En toda familia, en toda casa existen muchas tradiciones. Algunas las heredamos de nuestras familias, otras las vamos adoptando en el camino. Y eso hice yo con los famosos duendes.

Es una tradición de los estadounidenses que conocí cuando #minispeedy tenía unos 3 años.

Se trata de un duende que llega el 1 de diciembre y se va el 24 de diciembre y es como un espía de Santa Claus. O sea, el duende se encarga de decirle a Santa si los niños se portan bien para que tengan regalos. Además hacen travesuras todas las noches con su magia.

A mi me pareció divertido y bastante útil en el momento. Así que llegó Elfie a nuestra vida y cuando #miniplausi estuvo más grande llegó también Lilly.

Hay diferentes reglas para estos duendes y como en todo pues aplico lo que me acomoda.

Por ejemplo, se supone que los niños no pueden tocar a los duendes porque pierden su magia, sin embargo en mi casa esa regla no existe porque mis hijos aman llevar a sus duendes de arriba para abajo.

Las travesuras no las hacen diario, tengo que aceptar que no siempre tengo la imaginación o la energía para ello. De hecho he recurrido a comprar kits que ya tienen todo planeado.

Pero siempre nos divertimos creando y sobre todo viendo a los chamacos descubrir las travesuras e intentando descifrar cómo le hacen los duendes para escribir, trepar, jugar, etc.

En alguna ocasión sí los hemos usado para poner una advertencia sobre los comportamientos.

Hace un par de años el duende le entregó a #miniplausi un pedazo de carbón con una carta que decía que Santa estaba muy triste por los berrinches que le hacía a mamá y que le dejaba la muestra de lo que iba a llegar al árbol si continuaba haciéndolos.

Por supuesto la pobre chamaca se llevó el susto de su vida e hizo un gran esfuerzo por no hacer berrinches.
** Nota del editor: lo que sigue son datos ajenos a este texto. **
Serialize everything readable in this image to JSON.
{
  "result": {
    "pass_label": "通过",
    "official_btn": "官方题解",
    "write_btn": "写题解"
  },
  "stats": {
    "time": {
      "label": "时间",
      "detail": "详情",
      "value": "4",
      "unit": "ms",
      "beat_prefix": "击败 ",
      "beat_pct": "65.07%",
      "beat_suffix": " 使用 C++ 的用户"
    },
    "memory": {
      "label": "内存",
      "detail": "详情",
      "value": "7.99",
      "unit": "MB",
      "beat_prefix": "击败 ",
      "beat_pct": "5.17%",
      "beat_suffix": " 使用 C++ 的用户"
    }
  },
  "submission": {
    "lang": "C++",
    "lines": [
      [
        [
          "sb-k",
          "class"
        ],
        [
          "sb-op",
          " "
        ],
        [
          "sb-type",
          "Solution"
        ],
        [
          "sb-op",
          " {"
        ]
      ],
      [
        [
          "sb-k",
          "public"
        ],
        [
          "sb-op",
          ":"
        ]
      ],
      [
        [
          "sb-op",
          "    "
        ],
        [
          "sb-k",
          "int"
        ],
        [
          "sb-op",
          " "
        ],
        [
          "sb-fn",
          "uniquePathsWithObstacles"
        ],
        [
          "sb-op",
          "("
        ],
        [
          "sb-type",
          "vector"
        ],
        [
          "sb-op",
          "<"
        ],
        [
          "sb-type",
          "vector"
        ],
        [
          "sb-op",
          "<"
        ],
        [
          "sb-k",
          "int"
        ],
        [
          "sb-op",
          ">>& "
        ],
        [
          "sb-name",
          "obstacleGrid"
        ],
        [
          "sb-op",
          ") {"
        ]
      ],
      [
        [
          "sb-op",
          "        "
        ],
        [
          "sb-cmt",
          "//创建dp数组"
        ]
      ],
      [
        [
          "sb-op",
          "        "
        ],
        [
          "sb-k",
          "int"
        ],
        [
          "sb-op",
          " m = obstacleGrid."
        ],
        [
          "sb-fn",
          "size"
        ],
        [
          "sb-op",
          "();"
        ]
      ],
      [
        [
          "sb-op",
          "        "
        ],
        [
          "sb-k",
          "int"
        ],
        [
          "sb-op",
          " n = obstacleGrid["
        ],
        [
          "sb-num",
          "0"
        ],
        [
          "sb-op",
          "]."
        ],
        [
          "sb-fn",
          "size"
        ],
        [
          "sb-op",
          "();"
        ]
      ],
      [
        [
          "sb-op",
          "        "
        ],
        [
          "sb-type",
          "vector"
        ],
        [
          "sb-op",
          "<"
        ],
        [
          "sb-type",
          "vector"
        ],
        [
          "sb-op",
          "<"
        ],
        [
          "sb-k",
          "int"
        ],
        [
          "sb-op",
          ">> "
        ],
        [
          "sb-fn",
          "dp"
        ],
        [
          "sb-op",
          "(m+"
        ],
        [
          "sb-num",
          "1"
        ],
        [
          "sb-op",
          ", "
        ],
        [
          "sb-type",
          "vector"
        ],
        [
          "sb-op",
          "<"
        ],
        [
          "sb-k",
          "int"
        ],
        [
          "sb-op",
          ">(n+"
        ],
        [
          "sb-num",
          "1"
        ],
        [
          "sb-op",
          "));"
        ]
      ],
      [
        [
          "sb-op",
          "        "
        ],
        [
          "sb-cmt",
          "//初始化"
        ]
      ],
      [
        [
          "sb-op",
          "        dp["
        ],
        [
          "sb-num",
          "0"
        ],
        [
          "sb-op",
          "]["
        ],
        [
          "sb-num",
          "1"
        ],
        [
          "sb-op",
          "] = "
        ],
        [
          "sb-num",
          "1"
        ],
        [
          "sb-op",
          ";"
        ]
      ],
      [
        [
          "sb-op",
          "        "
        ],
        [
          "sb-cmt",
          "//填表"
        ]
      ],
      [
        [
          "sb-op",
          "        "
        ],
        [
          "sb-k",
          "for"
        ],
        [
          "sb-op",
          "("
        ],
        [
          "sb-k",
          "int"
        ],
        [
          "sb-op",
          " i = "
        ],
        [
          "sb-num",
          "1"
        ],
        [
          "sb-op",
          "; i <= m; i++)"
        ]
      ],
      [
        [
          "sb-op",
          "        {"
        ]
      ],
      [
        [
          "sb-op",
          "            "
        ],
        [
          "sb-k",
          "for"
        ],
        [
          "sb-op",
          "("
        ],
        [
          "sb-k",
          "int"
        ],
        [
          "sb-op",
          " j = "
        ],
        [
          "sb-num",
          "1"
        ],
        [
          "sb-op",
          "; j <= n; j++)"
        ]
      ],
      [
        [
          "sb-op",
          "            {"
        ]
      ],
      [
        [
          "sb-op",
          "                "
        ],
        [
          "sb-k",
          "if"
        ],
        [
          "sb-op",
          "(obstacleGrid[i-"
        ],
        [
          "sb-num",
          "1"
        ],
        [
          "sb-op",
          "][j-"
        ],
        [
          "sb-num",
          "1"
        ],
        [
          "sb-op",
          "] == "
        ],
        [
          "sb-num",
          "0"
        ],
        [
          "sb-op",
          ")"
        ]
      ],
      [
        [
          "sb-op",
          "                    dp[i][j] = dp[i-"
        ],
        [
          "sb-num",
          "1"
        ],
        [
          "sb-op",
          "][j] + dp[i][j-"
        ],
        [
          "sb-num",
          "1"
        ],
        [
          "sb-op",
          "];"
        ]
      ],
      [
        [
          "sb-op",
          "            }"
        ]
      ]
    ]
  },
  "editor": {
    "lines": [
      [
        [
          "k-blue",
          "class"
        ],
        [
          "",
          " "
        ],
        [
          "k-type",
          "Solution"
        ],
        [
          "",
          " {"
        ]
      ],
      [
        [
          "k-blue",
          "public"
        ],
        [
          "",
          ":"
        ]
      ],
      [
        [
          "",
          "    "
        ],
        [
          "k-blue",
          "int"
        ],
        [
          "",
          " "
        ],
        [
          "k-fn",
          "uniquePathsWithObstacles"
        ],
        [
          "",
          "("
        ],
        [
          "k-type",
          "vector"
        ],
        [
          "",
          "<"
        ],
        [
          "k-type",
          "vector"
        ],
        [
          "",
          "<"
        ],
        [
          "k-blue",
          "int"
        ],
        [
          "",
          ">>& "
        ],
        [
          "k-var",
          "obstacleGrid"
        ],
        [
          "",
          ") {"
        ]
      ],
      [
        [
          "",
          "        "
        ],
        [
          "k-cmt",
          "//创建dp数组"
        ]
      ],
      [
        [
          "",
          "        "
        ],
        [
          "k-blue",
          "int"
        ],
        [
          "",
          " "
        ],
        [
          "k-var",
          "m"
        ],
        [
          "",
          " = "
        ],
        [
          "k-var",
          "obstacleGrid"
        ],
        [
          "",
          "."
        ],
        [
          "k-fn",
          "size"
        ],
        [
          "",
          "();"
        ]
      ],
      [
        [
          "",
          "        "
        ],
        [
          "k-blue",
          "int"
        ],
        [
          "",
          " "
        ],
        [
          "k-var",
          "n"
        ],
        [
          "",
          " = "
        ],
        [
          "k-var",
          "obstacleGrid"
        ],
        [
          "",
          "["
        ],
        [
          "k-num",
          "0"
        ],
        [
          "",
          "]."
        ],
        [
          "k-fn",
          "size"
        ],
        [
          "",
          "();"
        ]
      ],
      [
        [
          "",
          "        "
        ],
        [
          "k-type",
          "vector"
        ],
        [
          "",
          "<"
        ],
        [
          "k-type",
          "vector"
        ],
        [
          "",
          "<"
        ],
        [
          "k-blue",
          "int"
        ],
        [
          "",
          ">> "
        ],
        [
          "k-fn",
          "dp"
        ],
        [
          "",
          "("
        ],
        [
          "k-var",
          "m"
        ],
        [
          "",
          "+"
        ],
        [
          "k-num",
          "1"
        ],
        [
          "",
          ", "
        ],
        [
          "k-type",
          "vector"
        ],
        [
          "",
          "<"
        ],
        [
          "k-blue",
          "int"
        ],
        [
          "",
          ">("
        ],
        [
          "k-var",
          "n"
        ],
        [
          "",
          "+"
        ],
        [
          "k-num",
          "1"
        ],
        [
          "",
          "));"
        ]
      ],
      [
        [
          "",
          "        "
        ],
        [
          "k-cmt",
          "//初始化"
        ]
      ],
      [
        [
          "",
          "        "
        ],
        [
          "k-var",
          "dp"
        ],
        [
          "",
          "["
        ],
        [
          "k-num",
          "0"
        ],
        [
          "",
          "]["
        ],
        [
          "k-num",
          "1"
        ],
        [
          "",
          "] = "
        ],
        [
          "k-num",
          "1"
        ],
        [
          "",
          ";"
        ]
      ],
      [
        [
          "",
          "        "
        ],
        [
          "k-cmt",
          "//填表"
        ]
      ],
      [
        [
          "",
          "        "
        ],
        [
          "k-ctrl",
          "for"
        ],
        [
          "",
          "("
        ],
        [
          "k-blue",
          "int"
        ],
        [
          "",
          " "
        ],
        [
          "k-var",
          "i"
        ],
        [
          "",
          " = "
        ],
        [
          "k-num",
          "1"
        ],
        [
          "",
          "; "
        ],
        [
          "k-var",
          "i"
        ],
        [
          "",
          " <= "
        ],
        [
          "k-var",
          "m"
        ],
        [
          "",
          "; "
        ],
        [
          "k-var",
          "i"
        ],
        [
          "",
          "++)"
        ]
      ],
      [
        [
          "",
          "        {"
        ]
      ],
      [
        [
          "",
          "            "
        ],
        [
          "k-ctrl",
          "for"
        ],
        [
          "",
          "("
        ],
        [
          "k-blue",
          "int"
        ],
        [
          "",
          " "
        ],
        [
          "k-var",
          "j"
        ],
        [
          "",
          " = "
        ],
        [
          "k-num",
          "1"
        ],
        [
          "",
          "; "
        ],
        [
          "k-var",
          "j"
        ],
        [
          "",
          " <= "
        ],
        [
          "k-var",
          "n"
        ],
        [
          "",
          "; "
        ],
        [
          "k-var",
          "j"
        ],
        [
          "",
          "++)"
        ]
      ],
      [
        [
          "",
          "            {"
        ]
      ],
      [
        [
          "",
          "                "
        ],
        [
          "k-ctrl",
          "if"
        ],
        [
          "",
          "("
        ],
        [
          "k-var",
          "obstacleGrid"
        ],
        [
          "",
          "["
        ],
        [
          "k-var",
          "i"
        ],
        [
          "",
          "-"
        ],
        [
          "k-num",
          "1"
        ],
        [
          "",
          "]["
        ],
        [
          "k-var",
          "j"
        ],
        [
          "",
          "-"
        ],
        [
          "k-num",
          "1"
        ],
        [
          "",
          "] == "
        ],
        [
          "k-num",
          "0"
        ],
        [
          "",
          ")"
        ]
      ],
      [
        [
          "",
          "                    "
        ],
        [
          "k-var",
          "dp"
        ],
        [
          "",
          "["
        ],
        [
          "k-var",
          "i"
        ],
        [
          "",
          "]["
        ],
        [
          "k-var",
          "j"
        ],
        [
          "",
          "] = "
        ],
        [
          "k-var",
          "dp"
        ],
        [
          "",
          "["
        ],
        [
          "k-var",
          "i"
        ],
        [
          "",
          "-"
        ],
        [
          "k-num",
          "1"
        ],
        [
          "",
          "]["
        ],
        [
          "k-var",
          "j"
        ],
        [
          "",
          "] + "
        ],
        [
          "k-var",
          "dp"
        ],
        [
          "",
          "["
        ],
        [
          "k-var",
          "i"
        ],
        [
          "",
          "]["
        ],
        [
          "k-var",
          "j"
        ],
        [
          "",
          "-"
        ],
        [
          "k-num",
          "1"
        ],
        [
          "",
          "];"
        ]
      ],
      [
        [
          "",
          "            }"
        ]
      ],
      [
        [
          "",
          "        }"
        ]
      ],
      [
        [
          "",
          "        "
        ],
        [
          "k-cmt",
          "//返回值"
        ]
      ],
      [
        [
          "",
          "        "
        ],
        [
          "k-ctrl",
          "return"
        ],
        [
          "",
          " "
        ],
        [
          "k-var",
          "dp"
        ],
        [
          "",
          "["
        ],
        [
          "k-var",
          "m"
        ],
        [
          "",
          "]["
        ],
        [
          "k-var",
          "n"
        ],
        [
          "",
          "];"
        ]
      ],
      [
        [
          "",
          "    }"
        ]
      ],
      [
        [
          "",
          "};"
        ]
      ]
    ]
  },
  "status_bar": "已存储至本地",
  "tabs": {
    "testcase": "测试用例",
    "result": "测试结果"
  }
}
Hoy sé que los berrinches se solucionan de otra forma pero en aquel momento recurrí a los duendes y fue muy eficiente.

En fin, a lo largo de los años hemos jugado y disfrutado junto con los duendes hasta que cuando llegaron este año, sucedió lo que no había sucedido y que tantas mamás reportan.

A #miniplausi le dio miedo el asunto de los duendes.

Este año los duendes llegaron el día que pusimos el árbol de Navidad como los años
anteriores. Todo fue felicidad hasta que un par de noches después me encontré a mi hija muy seria sentada en su cama aferrada a Lilly antes de dormir.

– Te veo triste.
— Estoy asustada.
– ¿Me quieres contar por qué estas asustada?
— Es que ya no quiero que Lilly se vaya de mi cama. Siento que me ve cuando duermo y me da miedo.

¡Changos! Y ¿ahora? El señor de la casa y yo nos volteamos a ver con cara de preocupación.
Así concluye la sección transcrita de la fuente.